In a conversation with David Foote, co-founder and CEO of market research firm Foote Partners, he told me that the most crucial issue companies face with Big Data isn’t really a skills issue at all.
There has been concern that lack of talent for Big Data could limit companies’ ability to deal with their massive data stores. Foote contends there are bigger barriers.
“When you look at companies that have failed with Big Data, the reason why they failed was the same reason they failed at EA (enterprise architecture), why they failed at project management, at early BI, data warehousing …” he said.
Ultimately, to make it succeed, you have to realize it’s not a tech problem. You can’t just throw tech at it. Companies can spend a lot of money on it, but even if they have the right tools and can afford Hadoop people, the reason they fail is they have cultural, organizational structure that is not used to transparency, not used to sharing.”
Companies that effectively use their data — think Facebook, Yahoo and the like — are relatively young and have an open culture of sharing data horizontally across the organization.
My colleague Loraine Lawson pointed to a SAS white paper with this stat that seems to back him up:
… isolation of business analytics to a single department or function — commonly referred to as “siloing” — is more than three times as common (31 percent vs. 9 percent) among these less-effective users of analytics than it is in companies that are “very effective” in their analytics usage.
Foote has been studying vendors of electronic health record systems lately and said that 40 percent of the value creation from using EHRs comes simply from creating transparency.
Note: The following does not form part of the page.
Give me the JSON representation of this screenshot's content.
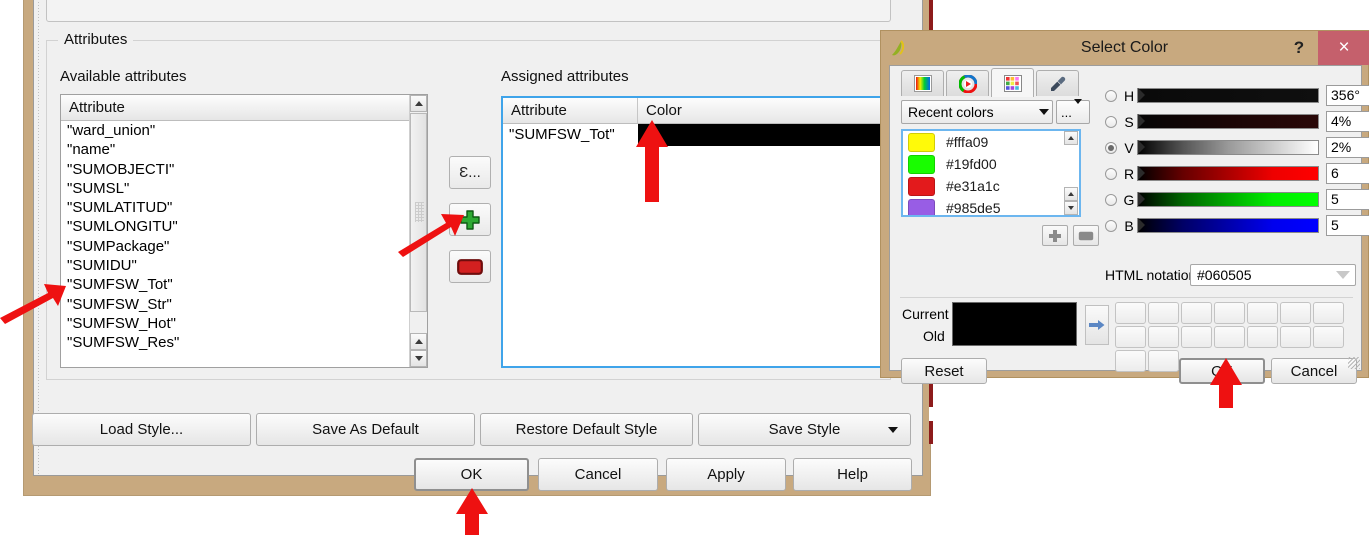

Companies successful with Big Data also are fact-based cultures that tie performance measurement into every aspect of the business. They often use centers of excellence to collaborate on using the data laterally, rather than allowing silos or using the data politically, he said.
Some companies are trying to reinvent the wheel on basic analytics, he said, while others get hung up on data quality or governance issues.
“They can clean data all they want, but it doesn’t really matter. They’re not going to be able to use it effectively if they have people in the organization opposed to transparency and cross-enterprise activity,” he said.
“And sometimes, we tell companies that the only way they’re going to solve this is through attrition. Some managers have to leave before this will work.”